Lei ha scritto “Poema cosmogonico”.
«È un poema lungo, cospicuo, ponderoso, circa 300 pagine. Come tutti i poemi crea un mondo dove si intrecciano filosofia, scienza, sentimenti di tutti i giorni. Ci sono 100 poesie, alcune serie, altre più dolci. Io mi sono divertito molto a scriverlo».
Lei è un uomo di scienza. La formazione classica in che modo l'ha aiutata?
«Certamente sono un uomo di scienza. Ma come posso rispondere? Di certo io sono contento così e non mi cambierei».
Ci sono libri che rilegge?
«Mi è molto faticoso rileggere ma se lo faccio rileggo classici, Manzoni, Dante e Shakespeare.

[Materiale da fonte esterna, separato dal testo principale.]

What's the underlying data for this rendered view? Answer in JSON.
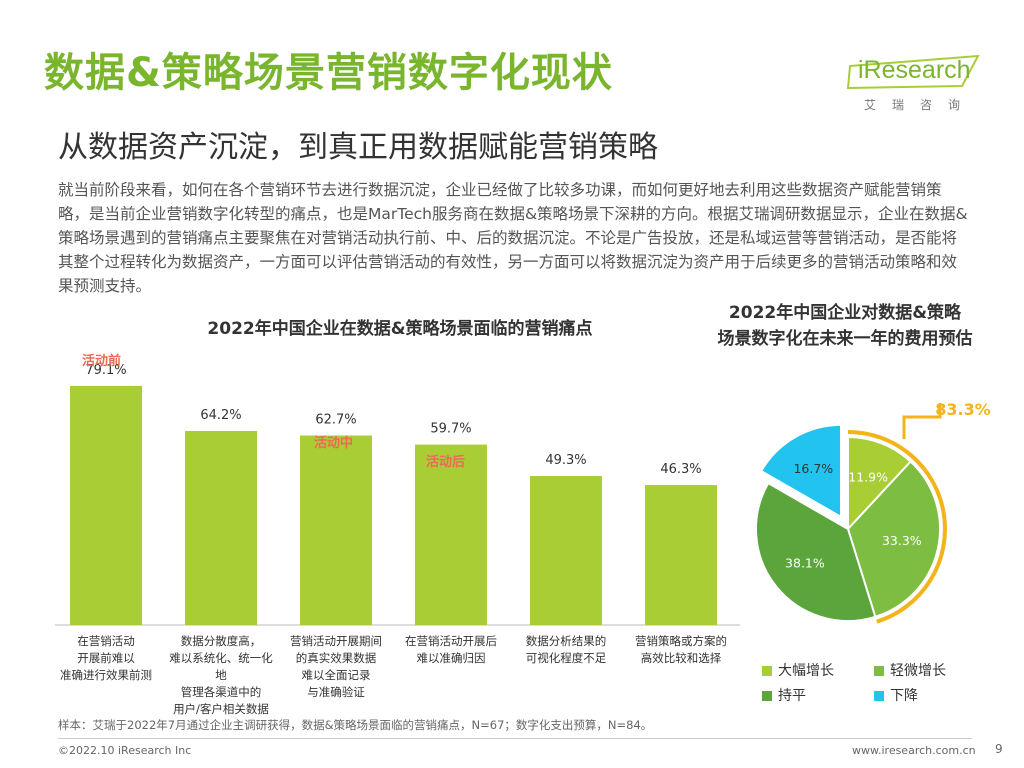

Con il filosofo Giulio Giorello abbiamo scritto un libro dedicato a Shakespeare, per i 450 anni dalla nascita. Io ho parlato di Amleto e lui di Cleopatra».
I versi più amati?
«Impossibile rispondere. Mi piace molto “Essere o non essere”. È un capolavoro che parla di problemi che abbiamo tutti o che abbiamo avuto tutti».
La scienza ci ha aiutato a diventare sempre più vecchi?
«Io ho 73 anni e mi sento giovanissimo. Certo, essere vecchi significa essere esposti a malattie terribili come l'Alzheimer che cancella l'identità di una persona. È un mondo diverso. La mia scelta è stata scrivere e viaggiare. Mi piace questa stagione perché sono libero da impegni ai quali non potevo derogare».
Che cosa le fa paura?
«Non è una mia emozione. Io sono un ottimista e vedo andare sempre tutto per il meglio».
La scienza in Italia. Come sta?
«La fisica bene, grazie al Cern di Ginevra. La biologia un po' meno. Vedo molti giovani andare via e questo va bene, ma non tornare indietro e questo va un po' meno bene».
Ottimista anche su questo?
«Sono ottimista per il mondo, un po' meno per l'Italia».